Reading your work has always been a sensory experience for me you have the ability to make the reader feel more alive, more aware of the world around him. Good writers do that.
Hemingway did. Made you want to drink a nice Spanish red wine while reading "The Sun Also Rises." Scott Fitzgerald, too (although maybe a martini or gin and tonic in his case), and Dashiell Hammett (whiskey). You've a very conversational tone, and that's especially true of your letters.
Reading them leads to a sense of mood manic and close to the edge in your case, but that ability to create mood is there just the same. It's that ability to set a tone, to create a sense of time and place, that sets the good writers apart.
Now, the other folks reading this might object to the above comparisons. After all, you're a "journalist," not a novelist like the others. But as William Kennedy notes in his foreword, you've managed to meld the two. You're not a journalist in the traditional sense; rather, you're a journalist the way Goya or Picasso were, creating impressionistic images of what you've witnessed. And in many ways, those creative strokes are far closer to the truth than any news hack will ever get in his dry, detached voice.

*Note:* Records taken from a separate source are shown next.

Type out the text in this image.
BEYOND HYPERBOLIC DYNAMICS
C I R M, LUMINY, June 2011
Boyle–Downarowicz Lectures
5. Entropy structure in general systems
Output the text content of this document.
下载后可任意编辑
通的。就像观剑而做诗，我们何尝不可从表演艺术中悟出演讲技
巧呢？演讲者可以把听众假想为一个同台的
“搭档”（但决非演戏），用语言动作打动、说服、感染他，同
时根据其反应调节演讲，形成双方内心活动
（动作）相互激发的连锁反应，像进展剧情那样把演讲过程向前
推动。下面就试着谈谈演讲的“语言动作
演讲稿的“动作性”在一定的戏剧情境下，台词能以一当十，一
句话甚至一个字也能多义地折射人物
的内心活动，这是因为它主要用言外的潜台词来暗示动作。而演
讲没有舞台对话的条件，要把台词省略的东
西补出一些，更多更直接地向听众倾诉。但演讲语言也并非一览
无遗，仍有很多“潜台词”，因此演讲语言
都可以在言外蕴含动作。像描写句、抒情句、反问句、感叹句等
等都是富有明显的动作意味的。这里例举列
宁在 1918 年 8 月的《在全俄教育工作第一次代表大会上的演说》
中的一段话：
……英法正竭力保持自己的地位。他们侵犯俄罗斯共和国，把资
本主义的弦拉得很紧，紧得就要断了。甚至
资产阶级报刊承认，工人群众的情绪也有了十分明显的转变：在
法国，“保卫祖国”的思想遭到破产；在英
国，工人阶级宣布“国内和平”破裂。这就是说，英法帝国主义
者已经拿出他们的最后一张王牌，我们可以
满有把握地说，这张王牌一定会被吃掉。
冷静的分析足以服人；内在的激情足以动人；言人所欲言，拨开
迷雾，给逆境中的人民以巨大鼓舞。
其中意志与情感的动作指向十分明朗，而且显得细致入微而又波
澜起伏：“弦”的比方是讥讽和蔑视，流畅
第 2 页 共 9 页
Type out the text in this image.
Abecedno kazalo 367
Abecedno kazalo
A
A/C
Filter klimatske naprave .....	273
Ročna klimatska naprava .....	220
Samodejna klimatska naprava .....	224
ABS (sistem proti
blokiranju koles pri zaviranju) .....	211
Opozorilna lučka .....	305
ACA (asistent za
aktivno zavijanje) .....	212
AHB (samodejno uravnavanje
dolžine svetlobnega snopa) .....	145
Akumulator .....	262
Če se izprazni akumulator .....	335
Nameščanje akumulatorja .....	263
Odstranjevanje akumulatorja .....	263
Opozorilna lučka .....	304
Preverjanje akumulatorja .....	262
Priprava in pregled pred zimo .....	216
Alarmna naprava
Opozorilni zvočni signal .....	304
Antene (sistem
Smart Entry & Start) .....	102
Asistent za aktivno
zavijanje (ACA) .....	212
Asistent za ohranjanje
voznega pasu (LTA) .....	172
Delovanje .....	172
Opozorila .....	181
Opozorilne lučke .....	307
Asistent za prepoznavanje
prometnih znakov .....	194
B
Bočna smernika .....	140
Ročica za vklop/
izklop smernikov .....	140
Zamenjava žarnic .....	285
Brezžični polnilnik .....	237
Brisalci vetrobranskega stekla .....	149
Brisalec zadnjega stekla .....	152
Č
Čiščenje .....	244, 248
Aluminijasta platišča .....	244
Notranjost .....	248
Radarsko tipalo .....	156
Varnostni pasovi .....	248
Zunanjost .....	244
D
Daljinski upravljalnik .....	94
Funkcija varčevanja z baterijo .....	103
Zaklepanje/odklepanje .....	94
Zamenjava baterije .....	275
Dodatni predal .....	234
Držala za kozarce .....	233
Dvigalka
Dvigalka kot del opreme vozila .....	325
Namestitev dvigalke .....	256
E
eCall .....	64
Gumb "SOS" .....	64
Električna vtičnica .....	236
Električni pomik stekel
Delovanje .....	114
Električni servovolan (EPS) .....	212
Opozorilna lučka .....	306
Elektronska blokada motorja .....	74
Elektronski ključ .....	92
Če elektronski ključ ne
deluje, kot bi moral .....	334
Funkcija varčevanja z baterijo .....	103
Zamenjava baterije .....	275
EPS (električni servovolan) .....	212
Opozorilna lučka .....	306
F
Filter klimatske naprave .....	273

What comes through in your letters clearer than anything else is that you're a a lot more thoughtful than you let on in your "journalism." It seems at times that you've become trapped by your own self-made image of a drug-crazed madman, that you can't let folks know you're a pretty clear thinker who cares deeply about his world. And that seems a waste. Don't get me wrong: Your writing is always tight and generally entertaining. But you've a good mind for spotting bullshit; not too far from Camus or Hemingway. Be nice to see more of that and less effort expended into being who folks want you to be.
Reading your letters, I truly enjoyed the ones from Charles Kuralt; it showed a side to him most folks never knew. I certainly didn't. And I like him more for it. There was a bit of muscle beneath that pleasingly soft exterior, wasn't there?

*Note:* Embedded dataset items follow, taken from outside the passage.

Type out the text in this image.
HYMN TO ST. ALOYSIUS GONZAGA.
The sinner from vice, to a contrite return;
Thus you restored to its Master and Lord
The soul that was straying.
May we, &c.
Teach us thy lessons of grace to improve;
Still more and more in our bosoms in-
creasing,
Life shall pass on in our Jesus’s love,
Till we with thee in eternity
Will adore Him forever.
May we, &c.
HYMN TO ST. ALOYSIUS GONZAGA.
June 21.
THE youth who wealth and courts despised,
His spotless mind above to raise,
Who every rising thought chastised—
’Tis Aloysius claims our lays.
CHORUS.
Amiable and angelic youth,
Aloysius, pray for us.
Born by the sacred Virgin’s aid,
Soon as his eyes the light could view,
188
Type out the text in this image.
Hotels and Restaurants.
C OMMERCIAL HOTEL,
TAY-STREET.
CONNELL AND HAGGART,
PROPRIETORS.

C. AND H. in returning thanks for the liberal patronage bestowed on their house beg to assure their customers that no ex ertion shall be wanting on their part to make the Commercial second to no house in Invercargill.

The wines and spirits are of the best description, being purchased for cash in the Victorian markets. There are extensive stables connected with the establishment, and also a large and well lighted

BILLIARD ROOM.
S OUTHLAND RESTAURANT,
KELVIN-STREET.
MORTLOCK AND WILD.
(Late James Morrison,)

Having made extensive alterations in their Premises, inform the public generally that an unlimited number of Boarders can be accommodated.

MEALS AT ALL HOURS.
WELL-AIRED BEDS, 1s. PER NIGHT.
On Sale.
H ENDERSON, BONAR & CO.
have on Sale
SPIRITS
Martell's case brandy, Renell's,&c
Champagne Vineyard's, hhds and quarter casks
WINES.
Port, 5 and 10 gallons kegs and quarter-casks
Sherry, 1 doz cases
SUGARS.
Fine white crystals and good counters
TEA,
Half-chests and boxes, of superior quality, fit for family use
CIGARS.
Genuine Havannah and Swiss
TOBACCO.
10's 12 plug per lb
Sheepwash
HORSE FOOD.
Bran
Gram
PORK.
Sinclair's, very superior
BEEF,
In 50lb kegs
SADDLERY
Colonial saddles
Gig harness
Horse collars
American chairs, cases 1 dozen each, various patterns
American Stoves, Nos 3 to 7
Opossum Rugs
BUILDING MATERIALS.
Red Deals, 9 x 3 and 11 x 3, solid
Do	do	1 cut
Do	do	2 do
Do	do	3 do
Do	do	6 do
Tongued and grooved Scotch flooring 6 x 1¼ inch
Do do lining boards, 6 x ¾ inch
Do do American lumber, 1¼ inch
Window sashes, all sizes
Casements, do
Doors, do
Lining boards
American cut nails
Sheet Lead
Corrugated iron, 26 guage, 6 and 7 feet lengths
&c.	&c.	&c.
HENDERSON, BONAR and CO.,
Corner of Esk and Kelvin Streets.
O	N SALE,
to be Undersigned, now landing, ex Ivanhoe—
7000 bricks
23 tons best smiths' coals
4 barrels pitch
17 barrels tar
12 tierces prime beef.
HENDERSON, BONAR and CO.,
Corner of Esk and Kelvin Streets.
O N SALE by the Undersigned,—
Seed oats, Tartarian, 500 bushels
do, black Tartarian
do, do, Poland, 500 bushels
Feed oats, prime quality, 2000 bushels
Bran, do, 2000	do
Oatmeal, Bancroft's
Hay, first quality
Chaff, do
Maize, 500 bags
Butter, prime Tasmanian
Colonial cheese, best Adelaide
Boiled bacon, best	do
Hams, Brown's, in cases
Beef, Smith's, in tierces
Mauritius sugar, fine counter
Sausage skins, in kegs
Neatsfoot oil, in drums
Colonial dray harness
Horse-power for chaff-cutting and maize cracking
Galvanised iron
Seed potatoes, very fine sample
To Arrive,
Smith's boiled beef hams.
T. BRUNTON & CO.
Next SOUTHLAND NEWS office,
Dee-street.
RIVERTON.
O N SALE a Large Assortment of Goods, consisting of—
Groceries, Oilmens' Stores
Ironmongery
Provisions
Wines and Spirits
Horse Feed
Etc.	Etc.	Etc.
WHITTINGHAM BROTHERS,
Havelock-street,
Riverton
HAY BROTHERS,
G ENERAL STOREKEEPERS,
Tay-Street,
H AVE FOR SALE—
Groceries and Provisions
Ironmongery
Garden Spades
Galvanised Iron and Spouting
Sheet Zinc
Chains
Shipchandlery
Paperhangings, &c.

I also admire your ability to spot a winning horse early on. In '64, you described Ronald Reagan as "the prototype of the new mythological American, a grinning whore who will probably someday be President."
And despite your "gonzo" label, you can distill the essence of life with the best of them. In a '64 letter to your Marxist pal Paul Semonin, you laid down a line that Camus would have been proud of: "Your whole theory has only one flaw you seem to have lost faith in the maverick, the man who can be convinced and thereby throw the switch on those both above and below him. He is the creation of this culture, the wise peasant, a man with a salary and enough leisure to ponder the alternatives, an enemy or an ally depending on what reaches him." Good stuff there.
But for God's sake, man, how could you sign your love letters "Hunty"? Oy vay ...
BTW, this "editor" they had on your letters book is absolutely clueless. I'm really interested now in reading the letters that pinhead didn't use. Typical academic; in his introduction has to use the word "important" to show off what he presumes is his superior knowledge: "(Fritz) Fanon ... wrote many important books denouncing imperialism." What the hell is an "important" book, anyway? And how "important" can a book be that no one's ever heard of? What's "important" at all in life is having enough booze, music and friends to get by. That editor of yours ought to be beaten about the head with 2x4s until he forgets every multisyllabic word he ever learned. It's too bad to see that kind of crap creep into a book of basically honest reflections.
Good collection of letters; get somebody else to edit the next batch.